A long time ago (in 'Net time anyway), there was a Slashdot article regarding what IBM could do to help the open-source world, now that they are heavily into Linux. Here's one place they may be able to help, through experience if not actual code. On z/OS operating systems, there are two (or three) logging architectures: there are instructions and supervisor calls for low-level tracing (Generalized Trace Facility) which is a high-overhead debugging tool. There's the System Management Facility, which is a software standard for logging things like utilization data, events such as file open/close (with I/O or media error statistics), etcetera. SMF would be the closest to 'normal' logging. There's then a 'System Logger' facility which handles log files of all sorts, cycling them, etc. This kind of standardized logging architecture might be a good thing for Linux, also.

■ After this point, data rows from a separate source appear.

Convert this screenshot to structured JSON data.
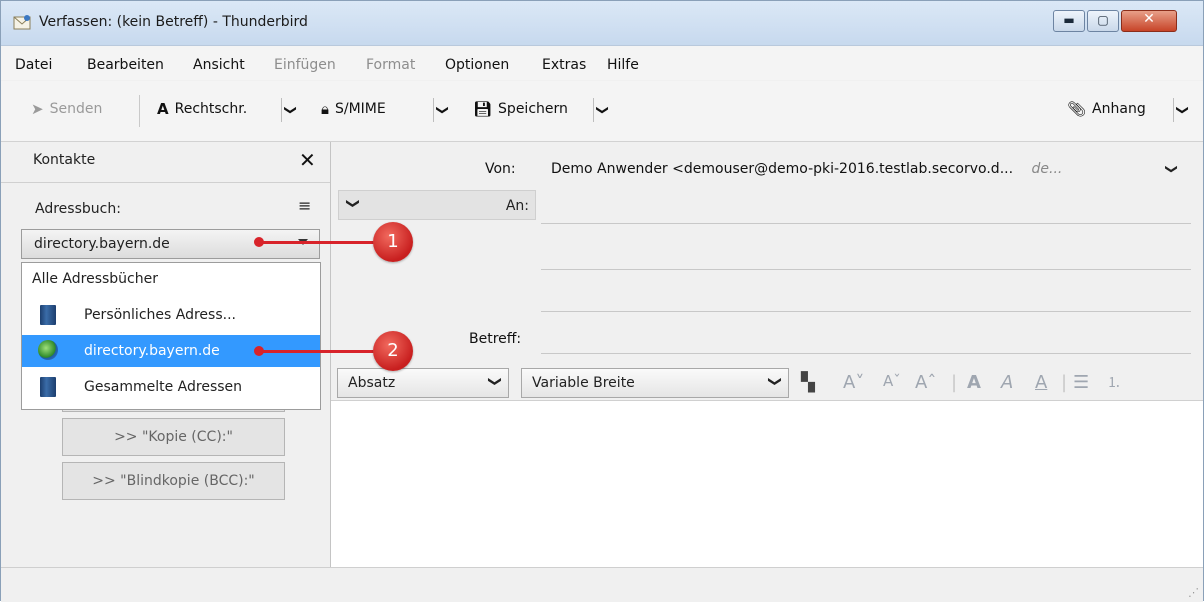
{
  "window": {
    "title": "Verfassen: (kein Betreff) - Thunderbird",
    "controls": {
      "minimize": "▬",
      "maximize": "▢",
      "close": "✕"
    }
  },
  "menu": {
    "items": [
      {
        "label": "Datei",
        "enabled": true
      },
      {
        "label": "Bearbeiten",
        "enabled": true
      },
      {
        "label": "Ansicht",
        "enabled": true
      },
      {
        "label": "Einfügen",
        "enabled": false
      },
      {
        "label": "Format",
        "enabled": false
      },
      {
        "label": "Optionen",
        "enabled": true
      },
      {
        "label": "Extras",
        "enabled": true
      },
      {
        "label": "Hilfe",
        "enabled": true
      }
    ]
  },
  "toolbar": {
    "send": "Senden",
    "spellcheck": "Rechtschr.",
    "smime": "S/MIME",
    "save": "Speichern",
    "attach": "Anhang",
    "dropdown_glyph": "❯"
  },
  "sidebar": {
    "title": "Kontakte",
    "close_glyph": "✕",
    "addressbook_label": "Adressbuch:",
    "menu_glyph": "≡",
    "selected_book": "directory.bayern.de",
    "dropdown_items": [
      {
        "label": "Alle Adressbücher",
        "icon": "none",
        "selected": false
      },
      {
        "label": "Persönliches Adress...",
        "icon": "address-book-icon",
        "selected": false
      },
      {
        "label": "directory.bayern.de",
        "icon": "globe-icon",
        "selected": true
      },
      {
        "label": "Gesammelte Adressen",
        "icon": "address-book-icon",
        "selected": false
      }
    ],
    "buttons": {
      "cc": ">> \"Kopie (CC):\"",
      "bcc": ">> \"Blindkopie (BCC):\""
    }
  },
  "callouts": {
    "one": "1",
    "two": "2"
  },
  "compose": {
    "from_label": "Von:",
    "from_value": "Demo Anwender <demouser@demo-pki-2016.testlab.secorvo.d...",
    "from_identity": "de...",
    "to_label": "An:",
    "subject_label": "Betreff:",
    "chevron": "❯"
  },
  "format": {
    "paragraph": "Absatz",
    "font": "Variable Breite",
    "arrow": "❯"
  },
  "colors": {
    "selection": "#3399ff",
    "callout": "#d8232a"
  }
}
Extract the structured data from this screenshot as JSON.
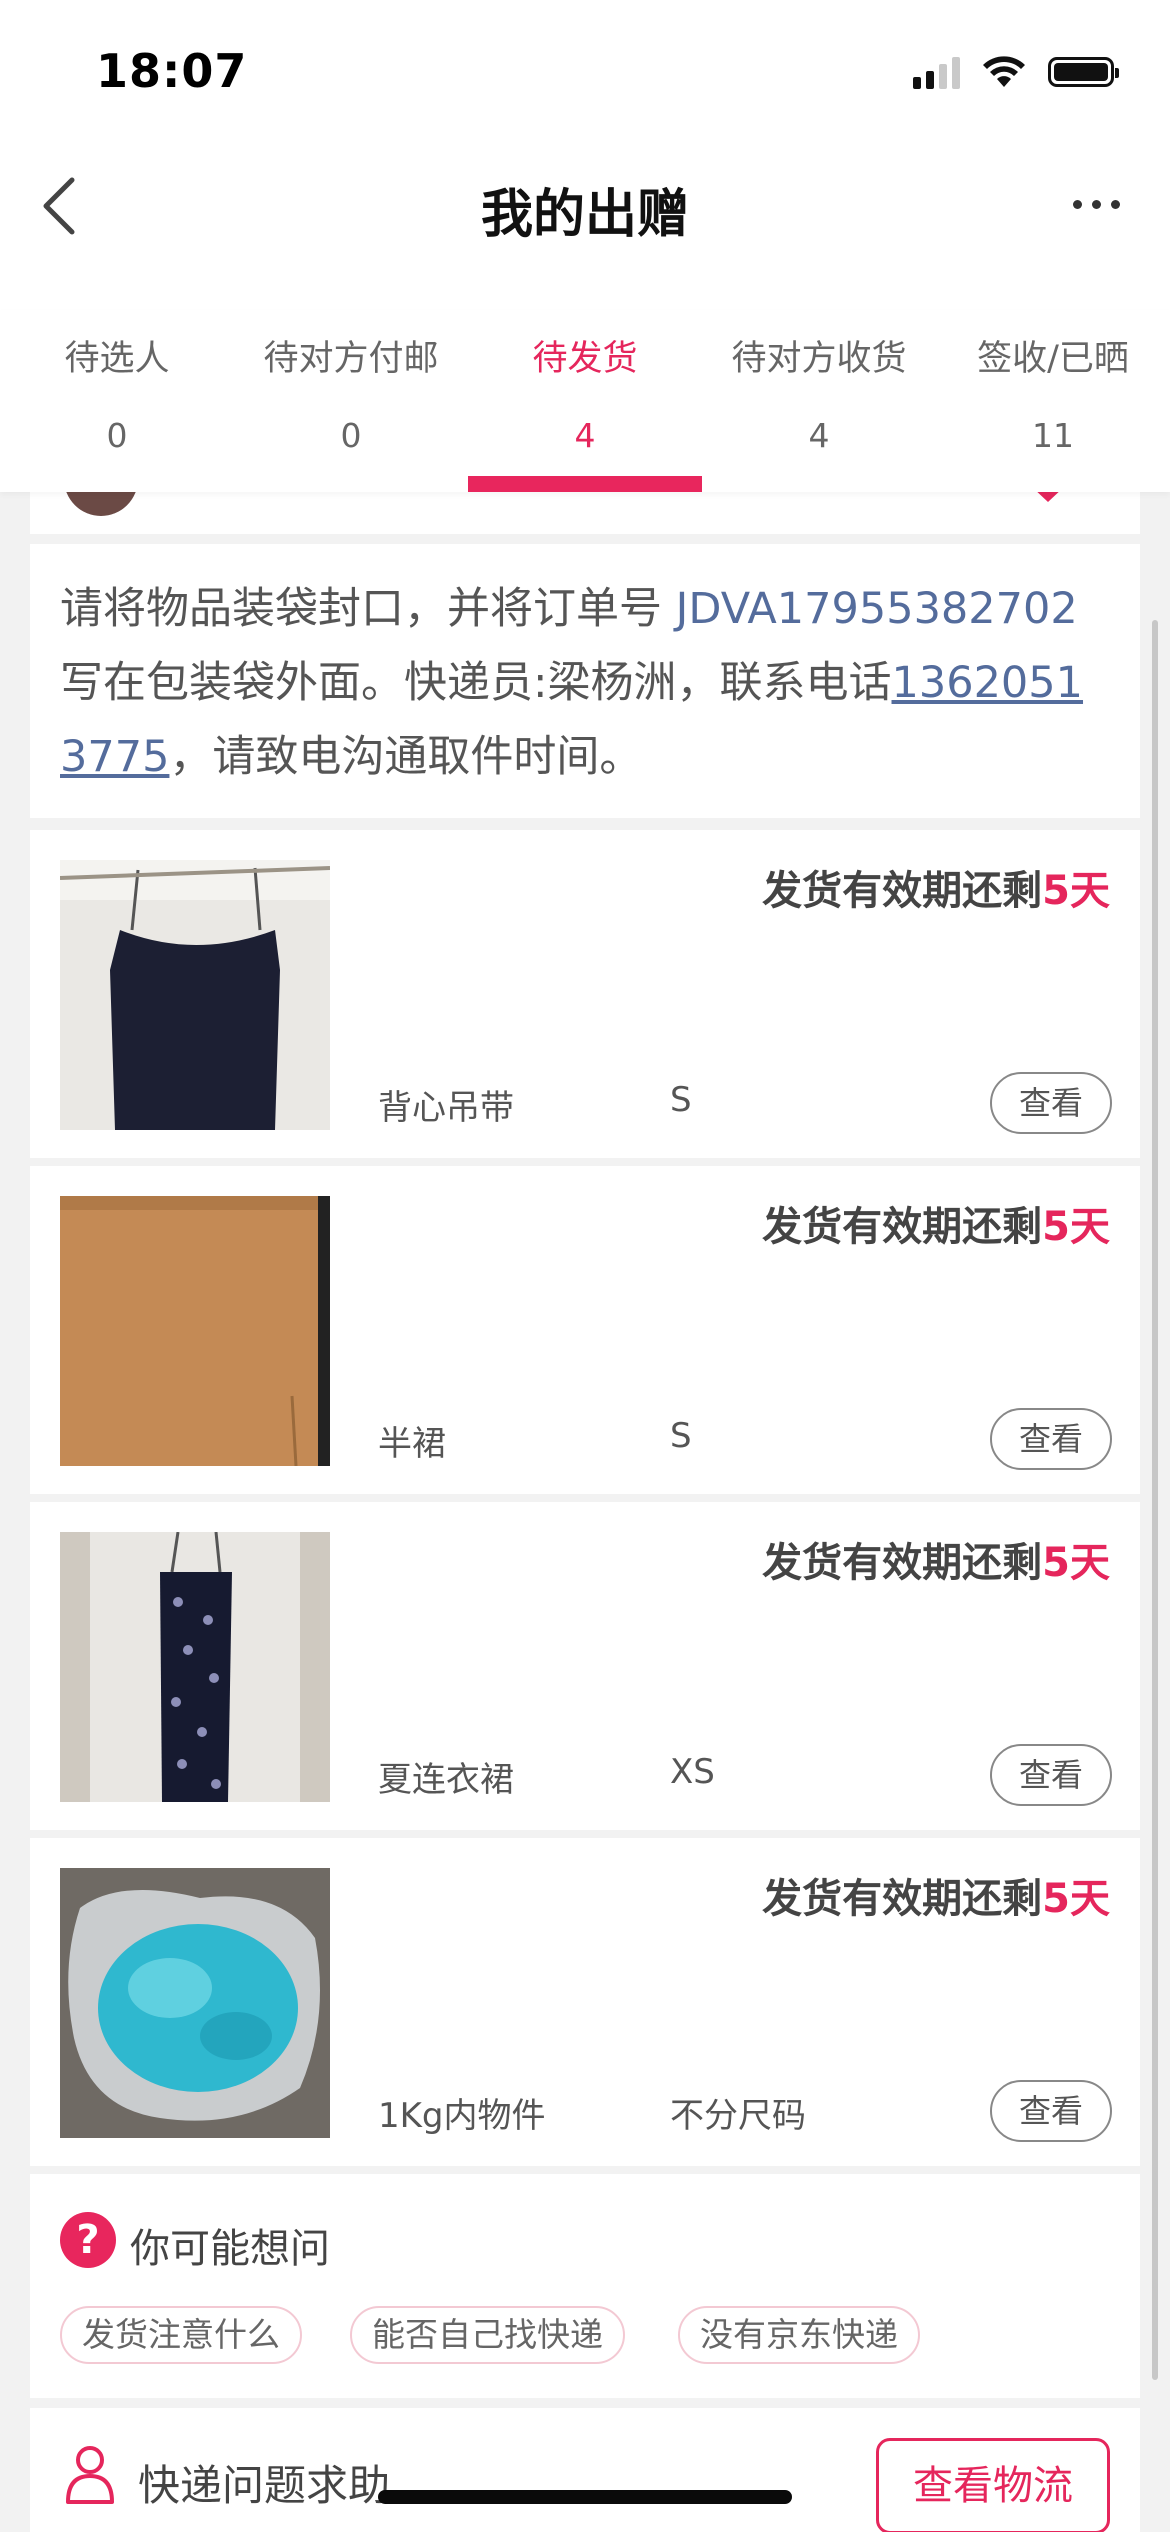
{
  "status_bar": {
    "time": "18:07"
  },
  "nav": {
    "title": "我的出赠"
  },
  "tabs": [
    {
      "label": "待选人",
      "count": "0"
    },
    {
      "label": "待对方付邮",
      "count": "0"
    },
    {
      "label": "待发货",
      "count": "4",
      "active": true
    },
    {
      "label": "待对方收货",
      "count": "4"
    },
    {
      "label": "签收/已晒",
      "count": "11"
    }
  ],
  "notice": {
    "text_before": "请将物品装袋封口，并将订单号 ",
    "order_no": "JDVA17955382702",
    "text_middle": " 写在包装袋外面。快递员:梁杨洲，联系电话",
    "phone": "13620513775",
    "text_after": "，请致电沟通取件时间。"
  },
  "items": [
    {
      "name": "背心吊带",
      "size": "S",
      "deadline_prefix": "发货有效期还剩",
      "deadline_days": "5天",
      "view_label": "查看"
    },
    {
      "name": "半裙",
      "size": "S",
      "deadline_prefix": "发货有效期还剩",
      "deadline_days": "5天",
      "view_label": "查看"
    },
    {
      "name": "夏连衣裙",
      "size": "XS",
      "deadline_prefix": "发货有效期还剩",
      "deadline_days": "5天",
      "view_label": "查看"
    },
    {
      "name": "1Kg内物件",
      "size": "不分尺码",
      "deadline_prefix": "发货有效期还剩",
      "deadline_days": "5天",
      "view_label": "查看"
    }
  ],
  "faq": {
    "title": "你可能想问",
    "chips": [
      "发货注意什么",
      "能否自己找快递",
      "没有京东快递"
    ]
  },
  "help": {
    "text": "快递问题求助",
    "button": "查看物流"
  },
  "colors": {
    "accent": "#e5265c",
    "link": "#546c9c",
    "background": "#f2f2f2"
  }
}
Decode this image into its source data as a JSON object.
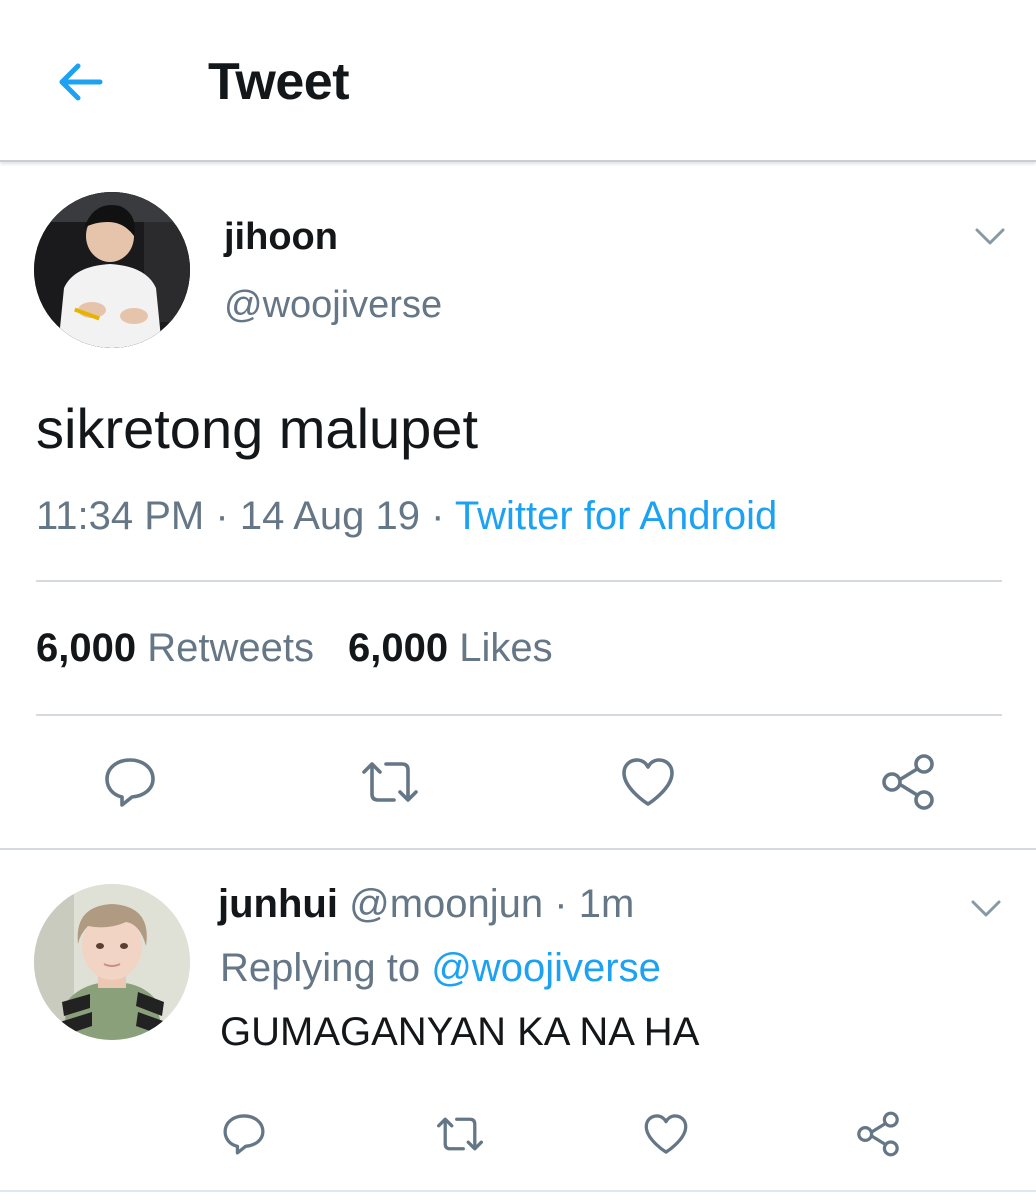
{
  "header": {
    "back_icon": "arrow-left-icon",
    "title": "Tweet",
    "accent_color": "#1da1f2"
  },
  "main_tweet": {
    "display_name": "jihoon",
    "handle": "@woojiverse",
    "text": "sikretong malupet",
    "time": "11:34 PM",
    "date": "14 Aug 19",
    "separator": "·",
    "source": "Twitter for Android",
    "retweets_count": "6,000",
    "retweets_label": "Retweets",
    "likes_count": "6,000",
    "likes_label": "Likes",
    "actions": [
      "reply-icon",
      "retweet-icon",
      "like-icon",
      "share-icon"
    ]
  },
  "reply": {
    "display_name": "junhui",
    "handle": "@moonjun",
    "separator": "·",
    "time": "1m",
    "replying_label": "Replying to",
    "replying_to": "@woojiverse",
    "text": "GUMAGANYAN KA NA HA",
    "actions": [
      "reply-icon",
      "retweet-icon",
      "like-icon",
      "share-icon"
    ]
  },
  "colors": {
    "text_primary": "#14171a",
    "text_secondary": "#657786",
    "link": "#1da1f2",
    "divider": "#d5dadf"
  }
}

You should be able to dial logging up and down. Use log levels to this advantage. If you are in C++ use compiler pragmas to remove trace logging statements. When doing trace logging you want very verbose output but that's only helpful to you. Think about the application as it ages in the hands of an administrator.
If your application pumps the log full of messages all the time eventually your administrators will start ignoring the logs. They'll be information saturated and unable to distinguish the errors from normal operations. This is bad. In production only log problems and provide plenty all the context you can when you do log.
Your administrators are users too and they only have so much time in a day. You want to only complain to them when something very bad has happened. You want them to sit up and pay attention when your application burps out a log.
Obviously, I've presented the most extreme case... there are points on this continuum of silent to verbose that make sense for different situations. Use your judgment and be mindful of your administrator's "information budget".
[signature]
It's the only way to fly! It's like linked lists or quicksort implementations... why reuse a well-tested, properly engineered implementation when you can build your own from scratch?
At least in Windows XP, I have found that the TraceMessage() function seems to run nicely with the MessageFlags parameter set to zero, meaning that only the USHORT MessageNumber identifies your message, thus minimizing log-file-size. But if you're the only app logging to your ETW session then 64k message-types are enough, why would I need a 16-byte GUID in each message ?! By comparison only TraceEvent() was available in Win2K, significantly more overhead. I also briefly examined EventWrite()( VISTA ) and it seemed way more bloated than even TraceEvent(). According to MSDN TraceMessage() continues to be officially supported in Vista and server-2008, so there is still a way to do fairly lightweight tracing. It's definitely nice to have these kernel-logging-sessions just keep on ticking while your apps crash.
that way you can see exactly where the user was at when it crashed.
For the last ten fifteen years, I have been big on debug code writing html pages into the web root so that the developer can locally browse the debug data. Emitting code with links makes it easy to get around. I have used this extensively and it works very nicely.